老鯨一點點挪了過來,然後又走到了耳室門口,再折轉回來,就這麼來回轉了幾轉,忽而沒頭沒腦道了句:“沒了這排骨,他娘的處處都是家的感覺!”
王魚笑了起來,老鯨也隨之大笑,這是他們倆第二次在這座墓穴中有了笑容,但這一次,肯定是最痛快的,哪怕在我倆二十幾年的前半生,絕對都是最為舒暢的一次。
曆盡千辛萬苦,直到最後一刻,尤其是內心都做好了迎接死亡的準備時,忽然峰回路轉,從死亡的地獄升到了生存的天堂,這種巨大的情緒波動,差些讓二人熱淚盈眶。
王魚和老鯨足足喘了小半個小時,好不容易平複了情緒,這才勉強站起身,雖然搞定了怨屍,但事情還沒有告一段落。
看了看手表,已經是將近六點鍾了,雖然冬天夜長,距離天光大亮也最多不到兩個小時左右,他們還有許多事情要做。
首先最當緊的,就是外麵的兩個慘死年輕人的屍體,它們多在外麵呆一分鍾,無疑就多一分暴露的危險,王魚和老鯨一合計,決定先把屍體拖進來再說。
倆人都受了不小的傷,實在無力拖動墓道口的棺蓋,正犯難時,王魚忽而想到之前悄然出現的怨屍,這陵墓裏肯定還有其他的墓道。
問老鯨看到怨屍出現在自己背後的時候,是從哪裏冒出來的,老鯨回憶起則是一臉茫然,直道由於手電筒光線方向的限製,他也不是很清楚,反正隻是視線一轉,就看到怨屍已經站在王魚背後了。

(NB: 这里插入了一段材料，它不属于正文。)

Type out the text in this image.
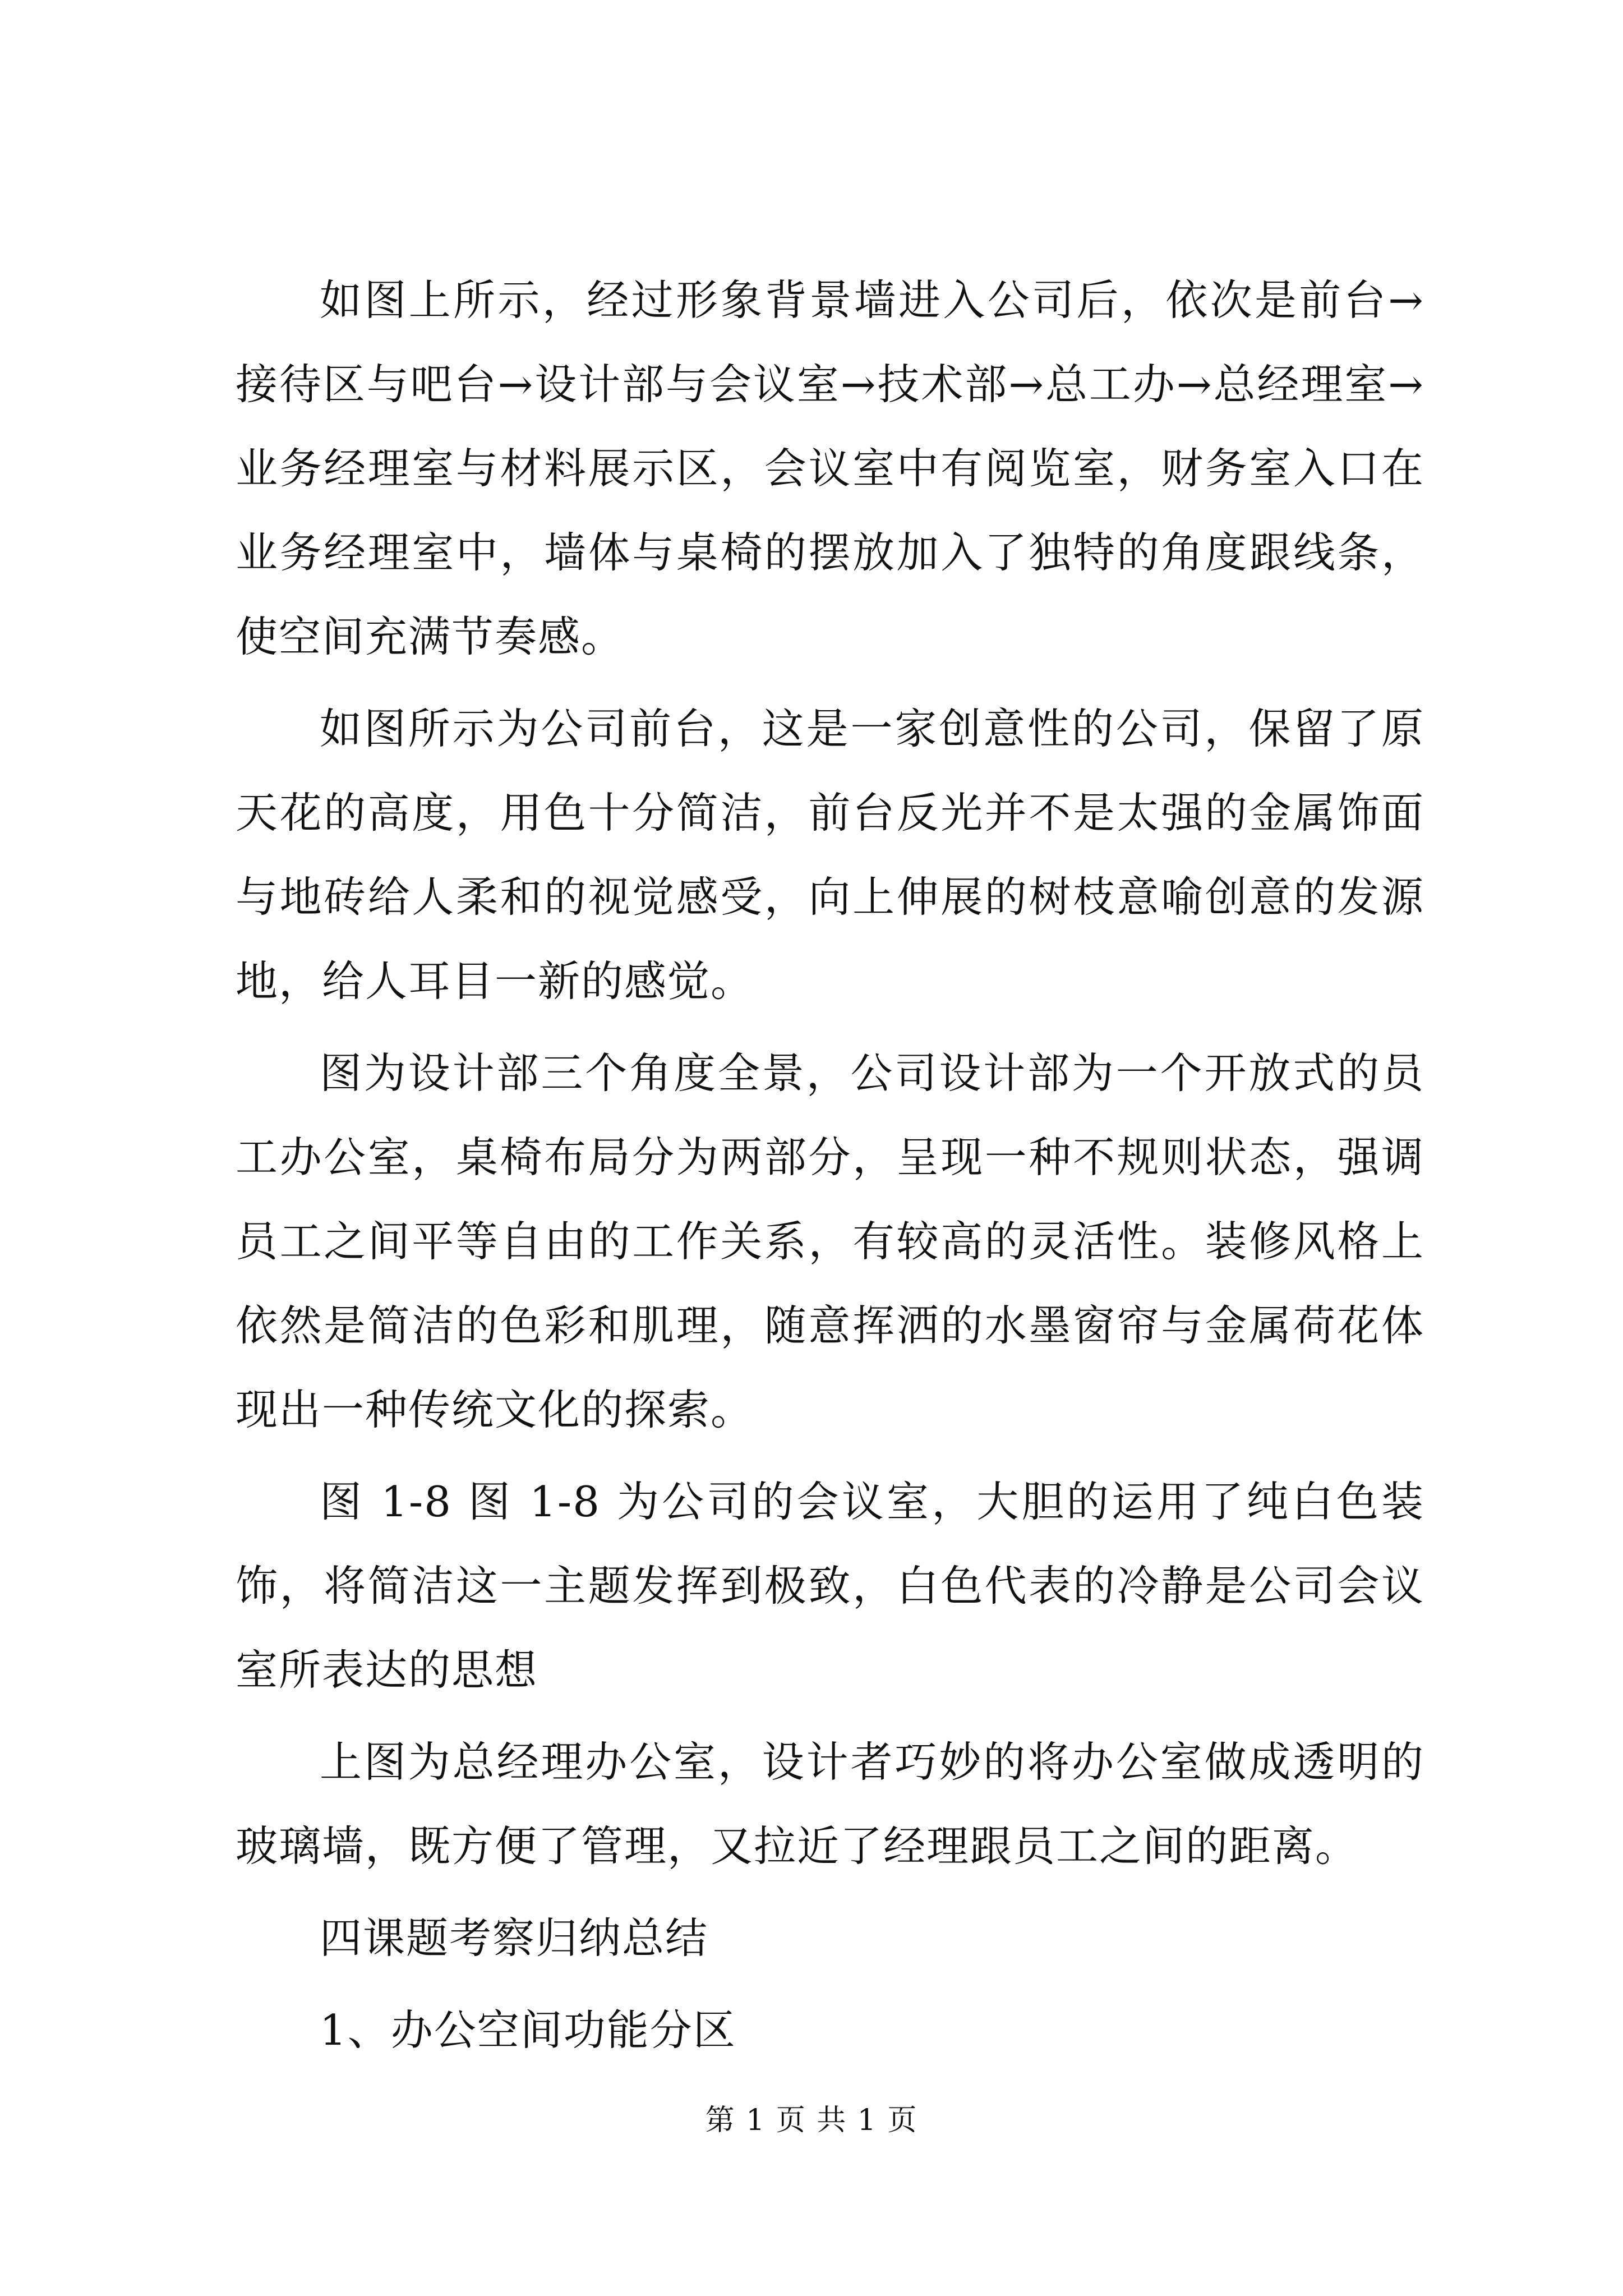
如图上所示，经过形象背景墙进入公司后，依次是前台→接待区与吧台→设计部与会议室→技术部→总工办→总经理室→业务经理室与材料展示区，会议室中有阅览室，财务室入口在业务经理室中，墙体与桌椅的摆放加入了独特的角度跟线条，使空间充满节奏感。

如图所示为公司前台，这是一家创意性的公司，保留了原天花的高度，用色十分简洁，前台反光并不是太强的金属饰面与地砖给人柔和的视觉感受，向上伸展的树枝意喻创意的发源地，给人耳目一新的感觉。

图为设计部三个角度全景，公司设计部为一个开放式的员工办公室，桌椅布局分为两部分，呈现一种不规则状态，强调员工之间平等自由的工作关系，有较高的灵活性。装修风格上依然是简洁的色彩和肌理，随意挥洒的水墨窗帘与金属荷花体现出一种传统文化的探索。

图 1-8 图 1-8 为公司的会议室，大胆的运用了纯白色装饰，将简洁这一主题发挥到极致，白色代表的冷静是公司会议室所表达的思想

上图为总经理办公室，设计者巧妙的将办公室做成透明的玻璃墙，既方便了管理，又拉近了经理跟员工之间的距离。

四课题考察归纳总结

1、办公空间功能分区

第 1 页 共 1 页
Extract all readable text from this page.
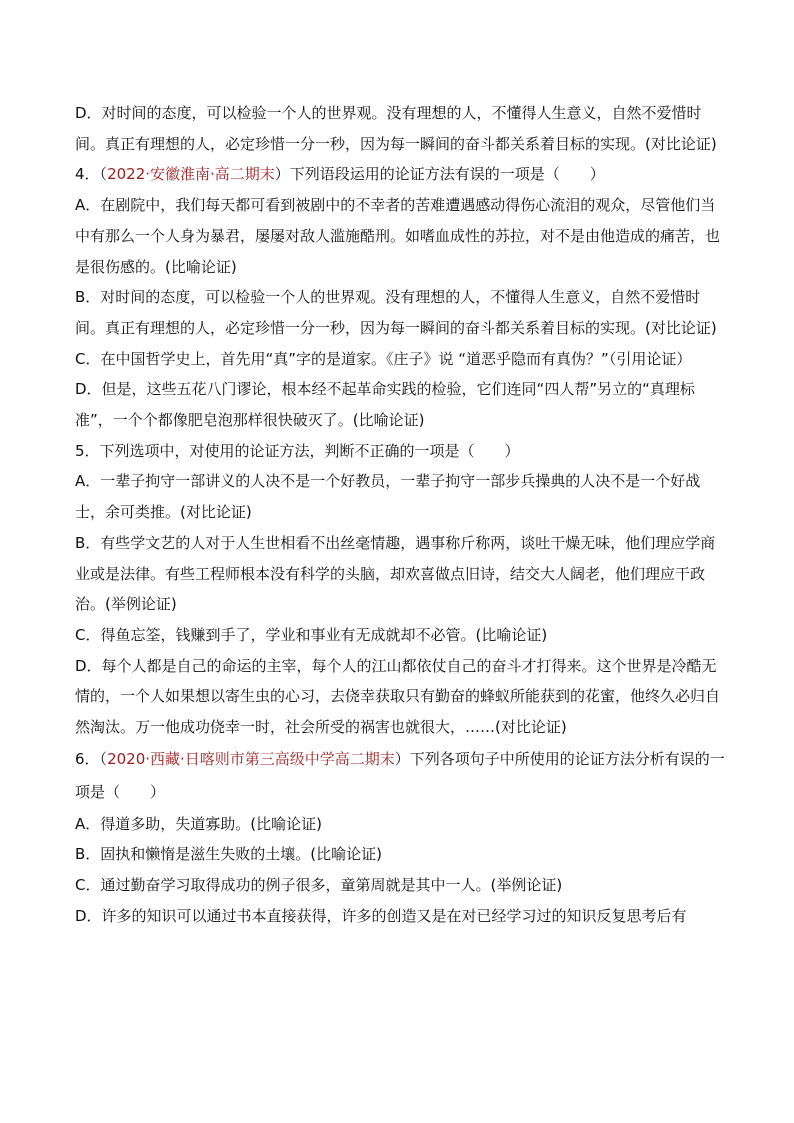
D．对时间的态度，可以检验一个人的世界观。没有理想的人，不懂得人生意义，自然不爱惜时间。真正有理想的人，必定珍惜一分一秒，因为每一瞬间的奋斗都关系着目标的实现。(对比论证)

4．（2022·安徽淮南·高二期末）下列语段运用的论证方法有误的一项是（　　）

A．在剧院中，我们每天都可看到被剧中的不幸者的苦难遭遇感动得伤心流泪的观众，尽管他们当中有那么一个人身为暴君，屡屡对敌人滥施酷刑。如嗜血成性的苏拉，对不是由他造成的痛苦，也是很伤感的。(比喻论证)

B．对时间的态度，可以检验一个人的世界观。没有理想的人，不懂得人生意义，自然不爱惜时间。真正有理想的人，必定珍惜一分一秒，因为每一瞬间的奋斗都关系着目标的实现。(对比论证)

C．在中国哲学史上，首先用“真”字的是道家。《庄子》说 “道恶乎隐而有真伪？”（引用论证）

D．但是，这些五花八门谬论，根本经不起革命实践的检验，它们连同“四人帮”另立的“真理标准”，一个个都像肥皂泡那样很快破灭了。(比喻论证)

5．下列选项中，对使用的论证方法，判断不正确的一项是（　　）

A．一辈子拘守一部讲义的人决不是一个好教员，一辈子拘守一部步兵操典的人决不是一个好战士，余可类推。(对比论证)

B．有些学文艺的人对于人生世相看不出丝毫情趣，遇事称斤称两，谈吐干燥无味，他们理应学商业或是法律。有些工程师根本没有科学的头脑，却欢喜做点旧诗，结交大人阔老，他们理应干政治。(举例论证)

C．得鱼忘筌，钱赚到手了，学业和事业有无成就却不必管。(比喻论证)

D．每个人都是自己的命运的主宰，每个人的江山都依仗自己的奋斗才打得来。这个世界是冷酷无情的，一个人如果想以寄生虫的心习，去侥幸获取只有勤奋的蜂蚁所能获到的花蜜，他终久必归自然淘汰。万一他成功侥幸一时，社会所受的祸害也就很大，……(对比论证)

6．（2020·西藏·日喀则市第三高级中学高二期末）下列各项句子中所使用的论证方法分析有误的一项是（　　）

A．得道多助，失道寡助。(比喻论证)

B．固执和懒惰是滋生失败的土壤。(比喻论证)

C．通过勤奋学习取得成功的例子很多，童第周就是其中一人。(举例论证)

D．许多的知识可以通过书本直接获得，许多的创造又是在对已经学习过的知识反复思考后有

王魚見他說不出什麼,索性就順著墓室開始一點點的查看,反正這墓室並不大,左右不過三間,算上墓道,也不過十來分鍾就能探查一遍。
功夫不負有心人,沒耗費多少時間,他們就在另一側擺放著幾排陶俑的耳室裏發現了一個半人多高的黑洞,從地上的碎磚塊斷口處來看,這黑洞應該是新破開的,多半那怨屍就是從這裏繞進來的。
“這排骨究竟有沒有自己的思想?還會破洞,比我家那條傻狗聰明多了……”
聽著老鯨的嘀咕,王魚心裏也滿是驚異,細思之下,越想越覺吊詭,可又無法解釋,畢竟怨屍已經散了架,話說回來,即便它沒散架,他們恐怕也不能問出什麼來。
總之,在這之後的很長時間裏,王魚都無法解釋怨屍的這種行為,爺爺也不曾說過,他還一度認為這會是自己遇到的最不能理解的事,可直到後來的經曆,與那些匪夷所思的事情相比,王魚才明白此刻的幸福。當然,這都是後話了。